Friday, March 12, 2010

The weekend is near...

Good morning:

How are you today, the eve of the weekend?

The picture here is page from Cymbeline, one of Shakespeare's minor plays.

I am almost finished with the biography of Joseph Pulitzer. He came here near the end of the Civil War, as substitute soldier for a Maine person. He survived the war but it made him anti-war, even in 1899 when the New York Journal, a rival to Pulitzer's New York World, rattled the sabers of the nation by promoting the Spanish American war after the Maine battleship exploded in a bay in Cuba.

The New York Journal was owned by William Randolf Hearst after he came from San Francisco to start a paper in New York.

In his late 50's Pulitzer went blind when both of his retinas detached in his eyes. He was born a century too early. I say this because I discovered I had a detached retina in my left eye about seven weeks after my train accident in 1992.

I was in Rehab at General Hospital in Salem when I found my left eye had black lines all around it. I was sent next door to an ophthalmologist who told me there was too much blood in my eye to see anything. A few days later I returned to him and he found the detached retina in my left eye. That same day he sent to a retina specialist to re-attached my retina.

I never heard of retina specialists but I certainly found out that day. The hardest thing to get was the shot in my eye lid to stop me from blinking. That really, really hurt.

Then the doctor shot a green laser into my eye, a pulsing light that repaired my retina.

Joseph Pulitzer did not have access to laser surgery in the early teens of the 20th century.

After being totally involved with the New York World for so many years, making it the biggest newspaper in New York, he became an absentee owner, traveling around the world on the suggestions of doctors to try to heal his eyes.

Joesph Pulitzer was an Hungarian Jew who came to the U.S., as I mentioned, to earn money fighting in our Civil War.
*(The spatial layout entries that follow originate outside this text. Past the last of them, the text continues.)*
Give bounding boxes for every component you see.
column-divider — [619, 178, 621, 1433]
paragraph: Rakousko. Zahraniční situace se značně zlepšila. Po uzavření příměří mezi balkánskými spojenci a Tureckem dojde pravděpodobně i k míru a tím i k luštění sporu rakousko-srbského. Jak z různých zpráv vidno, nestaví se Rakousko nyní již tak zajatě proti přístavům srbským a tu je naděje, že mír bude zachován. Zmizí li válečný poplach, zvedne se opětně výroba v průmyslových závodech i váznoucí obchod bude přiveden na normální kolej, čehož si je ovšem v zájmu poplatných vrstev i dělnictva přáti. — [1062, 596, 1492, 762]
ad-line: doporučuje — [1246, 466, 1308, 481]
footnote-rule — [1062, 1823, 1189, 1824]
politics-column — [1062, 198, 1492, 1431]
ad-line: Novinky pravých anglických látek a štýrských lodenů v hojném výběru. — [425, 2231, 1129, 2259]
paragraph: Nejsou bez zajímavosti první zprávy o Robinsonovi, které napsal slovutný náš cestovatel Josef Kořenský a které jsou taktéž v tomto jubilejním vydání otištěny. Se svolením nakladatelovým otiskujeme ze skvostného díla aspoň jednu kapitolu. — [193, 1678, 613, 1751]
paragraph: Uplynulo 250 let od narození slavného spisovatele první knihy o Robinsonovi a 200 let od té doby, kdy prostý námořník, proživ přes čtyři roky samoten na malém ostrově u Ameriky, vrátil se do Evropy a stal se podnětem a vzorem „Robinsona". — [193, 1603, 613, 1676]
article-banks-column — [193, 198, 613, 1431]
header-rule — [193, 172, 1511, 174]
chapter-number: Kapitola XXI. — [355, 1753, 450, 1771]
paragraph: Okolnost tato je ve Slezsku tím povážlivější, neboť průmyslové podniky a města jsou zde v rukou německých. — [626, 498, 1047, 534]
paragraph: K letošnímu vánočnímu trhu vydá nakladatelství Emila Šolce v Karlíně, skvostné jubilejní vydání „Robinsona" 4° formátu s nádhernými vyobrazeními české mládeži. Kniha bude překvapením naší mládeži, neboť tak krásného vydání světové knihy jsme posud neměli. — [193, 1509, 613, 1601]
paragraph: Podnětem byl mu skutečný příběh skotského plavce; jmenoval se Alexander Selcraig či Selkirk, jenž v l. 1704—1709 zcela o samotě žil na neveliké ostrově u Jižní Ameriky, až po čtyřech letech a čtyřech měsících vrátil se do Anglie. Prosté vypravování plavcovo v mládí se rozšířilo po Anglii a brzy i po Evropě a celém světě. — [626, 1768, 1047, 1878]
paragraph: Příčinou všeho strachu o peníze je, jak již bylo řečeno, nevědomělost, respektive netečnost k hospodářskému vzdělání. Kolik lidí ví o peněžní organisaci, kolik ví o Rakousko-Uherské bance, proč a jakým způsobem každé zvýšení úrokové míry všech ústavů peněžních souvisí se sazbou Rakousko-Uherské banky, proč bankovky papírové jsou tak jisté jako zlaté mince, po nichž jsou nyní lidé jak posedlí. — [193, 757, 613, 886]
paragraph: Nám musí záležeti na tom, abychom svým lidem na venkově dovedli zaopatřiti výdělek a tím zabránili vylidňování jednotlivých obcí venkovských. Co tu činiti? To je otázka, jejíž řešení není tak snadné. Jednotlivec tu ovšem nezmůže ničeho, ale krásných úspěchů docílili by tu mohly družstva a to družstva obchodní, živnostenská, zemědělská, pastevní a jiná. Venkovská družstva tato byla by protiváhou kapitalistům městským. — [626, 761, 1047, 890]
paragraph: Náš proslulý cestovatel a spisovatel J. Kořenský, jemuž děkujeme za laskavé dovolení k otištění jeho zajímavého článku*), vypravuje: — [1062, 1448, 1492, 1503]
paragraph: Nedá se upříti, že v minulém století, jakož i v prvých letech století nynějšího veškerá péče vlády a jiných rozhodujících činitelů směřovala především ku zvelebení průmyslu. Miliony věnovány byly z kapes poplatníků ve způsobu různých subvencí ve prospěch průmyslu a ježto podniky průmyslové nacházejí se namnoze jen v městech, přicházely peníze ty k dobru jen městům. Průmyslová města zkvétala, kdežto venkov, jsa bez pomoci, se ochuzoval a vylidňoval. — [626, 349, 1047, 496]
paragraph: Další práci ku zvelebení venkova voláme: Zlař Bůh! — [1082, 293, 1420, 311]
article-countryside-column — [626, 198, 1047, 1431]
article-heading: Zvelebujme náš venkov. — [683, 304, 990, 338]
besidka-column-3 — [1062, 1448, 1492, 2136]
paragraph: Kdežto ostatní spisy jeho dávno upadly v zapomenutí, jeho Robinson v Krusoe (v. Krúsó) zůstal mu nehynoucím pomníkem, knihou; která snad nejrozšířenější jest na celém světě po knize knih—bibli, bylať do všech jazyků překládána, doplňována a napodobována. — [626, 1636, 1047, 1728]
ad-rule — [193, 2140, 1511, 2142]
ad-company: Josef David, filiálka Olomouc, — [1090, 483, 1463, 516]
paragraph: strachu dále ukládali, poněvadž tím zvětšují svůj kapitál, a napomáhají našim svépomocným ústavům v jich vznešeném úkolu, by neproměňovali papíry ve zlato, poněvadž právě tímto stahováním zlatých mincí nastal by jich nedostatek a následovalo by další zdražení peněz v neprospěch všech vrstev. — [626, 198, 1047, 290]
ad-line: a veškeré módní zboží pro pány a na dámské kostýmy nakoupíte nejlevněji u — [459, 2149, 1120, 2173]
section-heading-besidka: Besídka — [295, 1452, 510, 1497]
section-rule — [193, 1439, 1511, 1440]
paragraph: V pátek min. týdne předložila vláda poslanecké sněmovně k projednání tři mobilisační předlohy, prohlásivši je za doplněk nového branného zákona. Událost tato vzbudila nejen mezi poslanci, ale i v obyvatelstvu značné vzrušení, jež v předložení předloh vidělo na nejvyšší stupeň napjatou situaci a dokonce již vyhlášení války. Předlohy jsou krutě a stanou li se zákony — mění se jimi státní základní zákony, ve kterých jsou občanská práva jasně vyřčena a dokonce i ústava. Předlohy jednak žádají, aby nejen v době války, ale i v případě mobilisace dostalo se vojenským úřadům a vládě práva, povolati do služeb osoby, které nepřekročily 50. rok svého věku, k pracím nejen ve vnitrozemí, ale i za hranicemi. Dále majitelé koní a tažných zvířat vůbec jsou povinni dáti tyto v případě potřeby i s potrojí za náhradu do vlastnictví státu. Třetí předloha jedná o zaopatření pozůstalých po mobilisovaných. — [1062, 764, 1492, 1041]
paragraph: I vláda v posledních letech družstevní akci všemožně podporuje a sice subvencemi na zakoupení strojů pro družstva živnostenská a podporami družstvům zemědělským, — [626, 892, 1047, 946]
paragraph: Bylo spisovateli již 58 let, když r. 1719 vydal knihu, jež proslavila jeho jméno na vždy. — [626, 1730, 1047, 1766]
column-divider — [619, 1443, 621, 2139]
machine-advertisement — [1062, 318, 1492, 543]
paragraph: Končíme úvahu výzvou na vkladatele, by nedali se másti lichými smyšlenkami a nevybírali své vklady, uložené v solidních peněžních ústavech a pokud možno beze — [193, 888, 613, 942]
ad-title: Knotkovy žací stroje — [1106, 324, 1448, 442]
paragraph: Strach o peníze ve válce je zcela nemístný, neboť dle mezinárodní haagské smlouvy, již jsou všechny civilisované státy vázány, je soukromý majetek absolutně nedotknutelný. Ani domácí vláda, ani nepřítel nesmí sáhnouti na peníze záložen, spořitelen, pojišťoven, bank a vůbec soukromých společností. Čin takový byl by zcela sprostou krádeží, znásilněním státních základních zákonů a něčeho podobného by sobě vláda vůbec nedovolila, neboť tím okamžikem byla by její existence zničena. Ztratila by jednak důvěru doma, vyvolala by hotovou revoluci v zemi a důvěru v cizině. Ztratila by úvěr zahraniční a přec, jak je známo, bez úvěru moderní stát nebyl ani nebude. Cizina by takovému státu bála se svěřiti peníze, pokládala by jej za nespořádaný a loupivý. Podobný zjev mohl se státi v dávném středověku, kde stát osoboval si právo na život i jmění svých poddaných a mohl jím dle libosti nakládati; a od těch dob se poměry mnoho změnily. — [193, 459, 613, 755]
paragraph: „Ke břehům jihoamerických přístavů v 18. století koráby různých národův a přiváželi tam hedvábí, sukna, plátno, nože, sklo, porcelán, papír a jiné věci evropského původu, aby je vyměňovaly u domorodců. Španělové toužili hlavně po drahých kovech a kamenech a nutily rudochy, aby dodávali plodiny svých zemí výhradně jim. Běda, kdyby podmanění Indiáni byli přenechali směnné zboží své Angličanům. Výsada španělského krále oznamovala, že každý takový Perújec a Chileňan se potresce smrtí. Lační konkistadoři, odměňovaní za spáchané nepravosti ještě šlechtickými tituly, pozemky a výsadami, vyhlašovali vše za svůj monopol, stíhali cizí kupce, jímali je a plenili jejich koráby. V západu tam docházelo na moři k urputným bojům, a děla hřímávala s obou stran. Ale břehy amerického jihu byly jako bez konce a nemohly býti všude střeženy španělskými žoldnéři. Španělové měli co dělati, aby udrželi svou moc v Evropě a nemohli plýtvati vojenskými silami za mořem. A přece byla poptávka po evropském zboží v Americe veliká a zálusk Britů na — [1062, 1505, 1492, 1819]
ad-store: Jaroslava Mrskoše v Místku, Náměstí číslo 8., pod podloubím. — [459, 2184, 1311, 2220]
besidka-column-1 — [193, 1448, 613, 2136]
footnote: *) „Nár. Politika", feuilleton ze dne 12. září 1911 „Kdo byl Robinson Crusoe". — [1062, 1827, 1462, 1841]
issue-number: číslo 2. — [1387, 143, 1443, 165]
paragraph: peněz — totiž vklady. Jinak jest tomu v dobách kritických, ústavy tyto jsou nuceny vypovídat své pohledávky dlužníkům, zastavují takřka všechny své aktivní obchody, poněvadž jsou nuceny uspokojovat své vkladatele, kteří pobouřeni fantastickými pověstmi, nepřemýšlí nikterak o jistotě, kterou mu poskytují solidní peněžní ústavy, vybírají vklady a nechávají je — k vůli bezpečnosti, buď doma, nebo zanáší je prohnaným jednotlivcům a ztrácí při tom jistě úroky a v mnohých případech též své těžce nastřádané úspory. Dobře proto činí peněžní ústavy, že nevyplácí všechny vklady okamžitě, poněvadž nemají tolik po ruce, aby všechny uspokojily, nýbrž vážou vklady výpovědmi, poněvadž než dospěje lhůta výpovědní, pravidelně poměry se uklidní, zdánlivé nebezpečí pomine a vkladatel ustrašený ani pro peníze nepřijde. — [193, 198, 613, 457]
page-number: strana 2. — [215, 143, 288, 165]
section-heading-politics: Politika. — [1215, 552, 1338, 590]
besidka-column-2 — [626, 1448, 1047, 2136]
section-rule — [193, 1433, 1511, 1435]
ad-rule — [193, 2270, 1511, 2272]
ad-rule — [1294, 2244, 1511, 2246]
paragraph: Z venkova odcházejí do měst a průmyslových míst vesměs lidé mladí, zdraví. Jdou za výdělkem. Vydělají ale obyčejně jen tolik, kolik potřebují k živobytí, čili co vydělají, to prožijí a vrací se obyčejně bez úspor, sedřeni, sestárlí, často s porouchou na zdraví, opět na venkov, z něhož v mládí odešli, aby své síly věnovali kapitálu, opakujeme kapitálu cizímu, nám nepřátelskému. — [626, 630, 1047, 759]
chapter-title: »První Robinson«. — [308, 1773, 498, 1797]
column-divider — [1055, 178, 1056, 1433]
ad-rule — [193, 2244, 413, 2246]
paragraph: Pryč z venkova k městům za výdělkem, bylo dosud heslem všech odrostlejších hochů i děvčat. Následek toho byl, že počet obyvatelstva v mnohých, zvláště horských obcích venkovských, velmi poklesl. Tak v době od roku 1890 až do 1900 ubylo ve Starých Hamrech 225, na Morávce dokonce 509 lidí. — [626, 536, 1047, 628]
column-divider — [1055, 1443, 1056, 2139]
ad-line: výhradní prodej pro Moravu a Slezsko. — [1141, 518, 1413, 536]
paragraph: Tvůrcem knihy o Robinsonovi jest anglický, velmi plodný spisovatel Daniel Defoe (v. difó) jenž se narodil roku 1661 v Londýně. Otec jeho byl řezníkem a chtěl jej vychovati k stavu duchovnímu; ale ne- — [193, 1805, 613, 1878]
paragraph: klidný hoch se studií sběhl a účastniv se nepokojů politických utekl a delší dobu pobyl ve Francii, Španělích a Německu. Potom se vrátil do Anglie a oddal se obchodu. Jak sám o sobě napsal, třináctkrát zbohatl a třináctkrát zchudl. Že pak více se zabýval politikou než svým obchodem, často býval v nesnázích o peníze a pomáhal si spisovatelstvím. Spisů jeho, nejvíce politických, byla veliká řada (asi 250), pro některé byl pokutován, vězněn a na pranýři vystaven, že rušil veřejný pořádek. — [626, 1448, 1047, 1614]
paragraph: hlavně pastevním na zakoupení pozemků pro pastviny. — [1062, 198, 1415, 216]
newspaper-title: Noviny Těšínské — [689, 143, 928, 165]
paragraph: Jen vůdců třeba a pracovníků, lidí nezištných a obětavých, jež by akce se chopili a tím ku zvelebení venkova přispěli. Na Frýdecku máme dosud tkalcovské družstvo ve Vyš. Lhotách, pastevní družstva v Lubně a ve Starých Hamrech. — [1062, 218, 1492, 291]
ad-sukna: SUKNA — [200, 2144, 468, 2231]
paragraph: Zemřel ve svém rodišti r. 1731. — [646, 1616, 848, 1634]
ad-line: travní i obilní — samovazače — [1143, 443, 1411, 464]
As the owner of the World, he railed against monopolies and the rich, even though he became one of the wealthiest persons in the world through his ownership of the World and his continued ownership of the St. Louis Post-Dispatch.

This book is a good history of the late 19th and early 20th century. We see all but one of his siblings die before he left Hungry. He watched two of his children die of diseases we can easily cure today.

Joseph Pulitzer endowed the Pulitzer prizes with his wealth upon his death. This is why his name lives on today, even though the World, the Journal, the Herald and all other newspapers at died over time. Only the struggling New York Times survived from that time.

I like to read large biographies to learn about the subject of the book but also to learn about the time that person lived. This author weaves the two together seamlessly.